The treatment, which is taken as a tablet, works in a completely different way from well-known GLP-1-based medications such as Ozempic that are given through injections. GLP-1 drugs influence hunger by altering communication between the gut and the brain, and they can cause side effects that include appetite loss, decreased muscle mass, and gastrointestinal discomfort.

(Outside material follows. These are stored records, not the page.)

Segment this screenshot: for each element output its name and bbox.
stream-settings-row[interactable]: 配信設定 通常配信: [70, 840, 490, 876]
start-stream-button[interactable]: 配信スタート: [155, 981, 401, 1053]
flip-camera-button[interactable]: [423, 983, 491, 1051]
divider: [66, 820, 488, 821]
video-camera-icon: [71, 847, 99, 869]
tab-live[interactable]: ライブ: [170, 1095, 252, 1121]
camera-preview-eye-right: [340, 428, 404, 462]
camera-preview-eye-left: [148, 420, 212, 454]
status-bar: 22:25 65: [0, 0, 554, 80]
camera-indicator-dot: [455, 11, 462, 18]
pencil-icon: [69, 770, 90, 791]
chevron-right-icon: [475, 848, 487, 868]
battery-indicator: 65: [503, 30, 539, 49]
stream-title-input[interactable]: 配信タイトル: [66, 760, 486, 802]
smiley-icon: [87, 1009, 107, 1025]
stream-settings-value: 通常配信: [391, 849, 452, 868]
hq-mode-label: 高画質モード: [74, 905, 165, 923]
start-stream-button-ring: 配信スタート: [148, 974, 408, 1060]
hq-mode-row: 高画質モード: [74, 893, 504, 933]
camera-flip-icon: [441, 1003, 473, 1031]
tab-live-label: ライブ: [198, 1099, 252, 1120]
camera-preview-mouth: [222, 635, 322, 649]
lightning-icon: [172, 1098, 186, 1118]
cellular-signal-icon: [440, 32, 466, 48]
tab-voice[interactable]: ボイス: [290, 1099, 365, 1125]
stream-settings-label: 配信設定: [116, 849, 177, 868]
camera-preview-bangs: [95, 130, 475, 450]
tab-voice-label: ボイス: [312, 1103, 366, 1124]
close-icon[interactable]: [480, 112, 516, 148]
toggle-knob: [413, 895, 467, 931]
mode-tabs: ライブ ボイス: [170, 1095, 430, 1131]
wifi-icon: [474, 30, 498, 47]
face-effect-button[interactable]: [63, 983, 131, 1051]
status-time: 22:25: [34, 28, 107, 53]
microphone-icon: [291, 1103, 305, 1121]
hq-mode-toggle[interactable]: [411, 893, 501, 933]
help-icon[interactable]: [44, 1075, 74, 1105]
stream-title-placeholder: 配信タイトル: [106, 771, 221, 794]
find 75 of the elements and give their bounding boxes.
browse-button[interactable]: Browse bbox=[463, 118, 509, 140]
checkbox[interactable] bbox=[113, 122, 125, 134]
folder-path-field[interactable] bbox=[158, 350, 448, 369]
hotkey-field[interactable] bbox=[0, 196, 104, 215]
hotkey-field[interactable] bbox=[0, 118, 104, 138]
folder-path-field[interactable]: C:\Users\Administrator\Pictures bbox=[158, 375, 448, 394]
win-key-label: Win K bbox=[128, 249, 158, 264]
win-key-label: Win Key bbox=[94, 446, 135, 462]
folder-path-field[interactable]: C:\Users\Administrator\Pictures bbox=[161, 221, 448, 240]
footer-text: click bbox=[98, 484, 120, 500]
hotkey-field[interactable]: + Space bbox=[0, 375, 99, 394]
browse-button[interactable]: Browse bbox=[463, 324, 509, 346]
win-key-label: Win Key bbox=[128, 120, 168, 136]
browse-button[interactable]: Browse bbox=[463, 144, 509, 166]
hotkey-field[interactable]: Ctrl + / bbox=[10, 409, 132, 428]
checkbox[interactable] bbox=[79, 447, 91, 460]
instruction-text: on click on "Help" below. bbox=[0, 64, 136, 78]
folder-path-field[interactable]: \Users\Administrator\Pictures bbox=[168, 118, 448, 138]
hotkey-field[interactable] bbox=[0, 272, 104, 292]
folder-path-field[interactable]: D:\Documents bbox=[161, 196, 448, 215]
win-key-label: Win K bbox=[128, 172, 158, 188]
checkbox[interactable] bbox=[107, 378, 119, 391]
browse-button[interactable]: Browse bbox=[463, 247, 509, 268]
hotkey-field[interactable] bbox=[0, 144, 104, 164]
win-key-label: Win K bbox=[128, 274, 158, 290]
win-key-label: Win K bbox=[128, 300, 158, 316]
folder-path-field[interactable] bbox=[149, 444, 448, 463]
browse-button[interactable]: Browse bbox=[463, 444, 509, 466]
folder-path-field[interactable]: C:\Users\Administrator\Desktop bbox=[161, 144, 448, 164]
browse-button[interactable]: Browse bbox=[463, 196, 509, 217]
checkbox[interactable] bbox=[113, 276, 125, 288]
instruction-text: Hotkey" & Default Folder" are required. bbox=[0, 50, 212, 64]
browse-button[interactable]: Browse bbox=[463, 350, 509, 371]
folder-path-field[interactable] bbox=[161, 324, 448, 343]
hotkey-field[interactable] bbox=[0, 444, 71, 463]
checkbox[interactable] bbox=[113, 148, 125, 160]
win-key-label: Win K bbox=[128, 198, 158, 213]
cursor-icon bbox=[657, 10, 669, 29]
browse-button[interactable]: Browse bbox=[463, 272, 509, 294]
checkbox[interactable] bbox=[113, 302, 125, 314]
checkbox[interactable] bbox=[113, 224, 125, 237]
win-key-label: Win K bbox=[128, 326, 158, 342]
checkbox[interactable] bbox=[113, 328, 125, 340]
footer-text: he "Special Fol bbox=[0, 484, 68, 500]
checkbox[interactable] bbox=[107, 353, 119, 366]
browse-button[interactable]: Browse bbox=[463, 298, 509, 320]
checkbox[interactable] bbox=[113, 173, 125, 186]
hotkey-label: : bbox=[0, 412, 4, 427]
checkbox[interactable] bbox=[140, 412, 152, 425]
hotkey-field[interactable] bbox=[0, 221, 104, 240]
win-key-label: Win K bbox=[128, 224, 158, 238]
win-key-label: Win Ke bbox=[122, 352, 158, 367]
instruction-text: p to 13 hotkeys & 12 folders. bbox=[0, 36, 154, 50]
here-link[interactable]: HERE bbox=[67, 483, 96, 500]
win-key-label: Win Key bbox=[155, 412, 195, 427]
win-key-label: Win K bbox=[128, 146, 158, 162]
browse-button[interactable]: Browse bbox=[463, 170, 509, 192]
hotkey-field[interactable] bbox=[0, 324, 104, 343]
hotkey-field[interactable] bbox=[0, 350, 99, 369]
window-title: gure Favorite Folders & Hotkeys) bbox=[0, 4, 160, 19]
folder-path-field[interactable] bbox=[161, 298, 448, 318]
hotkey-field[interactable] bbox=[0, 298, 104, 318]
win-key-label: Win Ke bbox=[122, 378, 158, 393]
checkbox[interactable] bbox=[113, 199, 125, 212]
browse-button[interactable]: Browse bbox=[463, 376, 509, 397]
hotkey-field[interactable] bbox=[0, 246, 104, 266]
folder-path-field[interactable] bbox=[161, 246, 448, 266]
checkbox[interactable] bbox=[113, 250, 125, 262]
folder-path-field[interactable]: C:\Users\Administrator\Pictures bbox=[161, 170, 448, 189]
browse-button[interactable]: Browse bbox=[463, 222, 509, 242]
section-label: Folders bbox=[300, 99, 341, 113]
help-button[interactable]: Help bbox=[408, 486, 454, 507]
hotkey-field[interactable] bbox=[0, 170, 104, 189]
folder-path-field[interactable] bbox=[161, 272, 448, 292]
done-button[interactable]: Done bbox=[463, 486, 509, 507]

Targeting Muscle Metabolism Rather Than Appetite

Instead of acting on hunger pathways, the new compound boosts metabolic activity directly within skeletal muscle. In animal studies, it improved blood sugar levels and body composition while avoiding the drawbacks commonly linked to today's GLP-1-based treatments.

A phase I clinical trial involving 48 healthy volunteers and 25 individuals with type 2 diabetes indicates that the treatment is also well tolerated in humans.

"Our results point to a future where we can improve metabolic health without losing muscle mass. Muscles are important in both type 2 diabetes and obesity, and muscle mass is also directly correlated with life expectancy," says Tore Bengtsson, professor at the Department of Molecular Bioscience, Wenner-Gren Institute, Stockholm University.

A New Type of β2 Agonist Designed for Safety

The active substance is based on a laboratory-developed molecule, a form of β2 agonist. This molecule activates key signaling pathways in a novel manner that benefits muscle function while avoiding the heart overstimulation typically associated with β2 agonists.

"This drug represents a completely new type of treatment and has the potential to be of great importance for patients with type 2 diabetes and obesity. Our substance appears to promote healthy weight loss and, in addition, patients do not have to take injections," says Shane C. Wright, assistant professor at the Department of Physiology and Pharmacology at Karolinska Institutet.

Potential as a Stand-Alone or Combination Therapy

Because this drug operates through a mechanism distinct from GLP-1 medications, it may be effective on its own or when paired with GLP-1 drugs.

"This makes them valuable both as a stand-alone treatment and in combination with GLP-1 drugs," says Shane C. Wright.

Next Steps and Research Collaboration

The next stage in development is a larger phase II clinical trial planned by Atrogi AB, the company leading the drug's advancement. This study will examine whether the positive effects observed in earlier research also appear in people living with type 2 diabetes or obesity.

The work represents a collaboration involving Professor Volker M. Lauschke and teams from Karolinska Institutet, Stockholm University, Uppsala University, the University of Copenhagen, Monash University, and the University of Queensland. Funding came from the Swedish Research Council, the Swedish Society for Medical Research, the Novo Nordisk Foundation, and additional sources.

Several authors are employed by or hold shares in Atrogi AB, which financed the clinical trial. Tore Bengtsson is the founder and chief scientific officer of Atrogi AB, which is continuing to develop the drug candidate, and he and a co-author have applied for patents related to the substances examined in the study. Additional company affiliations are detailed in the full publication.